As popularity of cryptocurrencies increased, so did consumer complaints

LendEDU analysis also found an increase in the number of companies named in CFPB complaints

Jan 22, 2019 @ 2:24 pm

By Ryan W. Neal

The value of digital currencies like bitcoin has fallen back to earth after peaking in December 2017, but interest remains high. Prominent advisers like Ric Edelman remain bullish on crypto while institutions like Fidelity are developing infrastructure to support cryptocurrency trading.

Accompanying cryptocurrencies' rise in popularity has been an increase in consumer complaints.
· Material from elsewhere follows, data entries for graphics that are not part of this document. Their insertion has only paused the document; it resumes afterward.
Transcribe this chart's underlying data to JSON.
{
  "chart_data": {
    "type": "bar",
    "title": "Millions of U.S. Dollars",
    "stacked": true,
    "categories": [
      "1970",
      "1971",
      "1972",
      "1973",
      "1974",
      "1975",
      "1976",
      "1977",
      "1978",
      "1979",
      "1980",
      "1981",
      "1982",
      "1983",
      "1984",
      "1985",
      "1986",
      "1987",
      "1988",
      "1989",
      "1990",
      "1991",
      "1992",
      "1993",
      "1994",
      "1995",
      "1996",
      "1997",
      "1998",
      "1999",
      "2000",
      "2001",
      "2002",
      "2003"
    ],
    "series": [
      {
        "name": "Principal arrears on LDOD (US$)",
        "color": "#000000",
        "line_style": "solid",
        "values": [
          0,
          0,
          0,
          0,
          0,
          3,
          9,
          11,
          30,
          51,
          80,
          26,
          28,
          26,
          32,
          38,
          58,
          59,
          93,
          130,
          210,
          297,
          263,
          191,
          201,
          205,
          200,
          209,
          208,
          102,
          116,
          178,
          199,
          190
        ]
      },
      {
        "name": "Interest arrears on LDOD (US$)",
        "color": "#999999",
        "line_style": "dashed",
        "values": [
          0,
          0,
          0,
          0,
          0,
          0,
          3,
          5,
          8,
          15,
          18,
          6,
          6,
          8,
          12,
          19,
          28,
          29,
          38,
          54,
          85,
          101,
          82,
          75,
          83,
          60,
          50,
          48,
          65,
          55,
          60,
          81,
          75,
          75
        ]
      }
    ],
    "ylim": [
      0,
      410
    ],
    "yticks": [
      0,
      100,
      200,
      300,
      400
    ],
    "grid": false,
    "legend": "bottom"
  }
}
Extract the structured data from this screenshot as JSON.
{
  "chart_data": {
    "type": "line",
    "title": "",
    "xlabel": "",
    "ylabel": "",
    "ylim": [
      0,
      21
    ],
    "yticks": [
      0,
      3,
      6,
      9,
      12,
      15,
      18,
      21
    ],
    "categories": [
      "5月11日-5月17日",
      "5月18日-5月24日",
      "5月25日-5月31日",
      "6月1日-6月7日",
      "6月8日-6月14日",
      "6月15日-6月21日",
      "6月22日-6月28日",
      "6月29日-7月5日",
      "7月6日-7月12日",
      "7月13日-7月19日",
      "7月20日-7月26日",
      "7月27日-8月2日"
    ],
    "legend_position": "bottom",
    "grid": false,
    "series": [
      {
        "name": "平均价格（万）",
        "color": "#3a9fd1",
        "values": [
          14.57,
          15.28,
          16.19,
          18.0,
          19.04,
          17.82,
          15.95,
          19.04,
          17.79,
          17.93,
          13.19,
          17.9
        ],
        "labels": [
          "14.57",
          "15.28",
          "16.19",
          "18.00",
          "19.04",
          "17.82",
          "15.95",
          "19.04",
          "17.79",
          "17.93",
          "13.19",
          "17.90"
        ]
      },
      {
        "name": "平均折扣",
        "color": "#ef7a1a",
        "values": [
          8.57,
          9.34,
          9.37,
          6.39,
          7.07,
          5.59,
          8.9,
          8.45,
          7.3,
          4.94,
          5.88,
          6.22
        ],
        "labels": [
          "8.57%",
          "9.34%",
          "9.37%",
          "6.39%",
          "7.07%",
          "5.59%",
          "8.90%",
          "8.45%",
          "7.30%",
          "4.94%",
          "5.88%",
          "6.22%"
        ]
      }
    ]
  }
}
According to an analysis by LendEDU of the Consumer Financial Protection Bureau's database of consumer complaints, consumers submitted 1,186 complaints about cryptocurrencies in 2018. Only seven complaints were filed in 2016, so that's a 16,843% increase in just two years.

However, 817 complaints were filed in 2017, so the increase from 2017 to 2018 was only 45%. LendEDU research analyst Mike Brown suggested that could be correlated with the drastic drop in the prices of bitcoin and other digital currencies.

(More: After the crash, dreams die hard for Wall Street crypto bankers)

"Perhaps as these sharp price declines became national news, consumers became hesitant to jump into the world of cryptocurrency," Mr. Brown said on LendEDU's blog. "This would have led to a decline in new investors, which conceivably would stunt the rate of grievances being submitted to the CFPB."

The most common complaint by consumers, 35% of claims, was that money wasn't available when it was promised. Complaints about frauds or scams were 15% of claims.

When it comes to companies named in complaints, Coinbase leads the way. It appeared in 78% of claims filed in 2018. This is likely because Coinbase is by far the most popular exchange, wallet and tool set for cryptocurrencies, Mr. Brown said.

"In 2017 and 2018, its volume of complaints remained about the same even after virtual currencies exploded onto the mainstream," Mr. Brown said. "In other words, they are always going to receive a heavy percentage of complaints relative to other crypto companies because of their high number of users and because they help people buy, sell and hold virtual currencies. If they can prevent that volume from increasing drastically, Coinbase is likely doing a great job."

But there are also a growing number of companies being named in complaints following the increased interest in cryptocurrencies among traditional financial institutions: TD Bank, JPMorgan and Bank of America were each named in at least 20 complaints, while Wells Fargo was named in 13.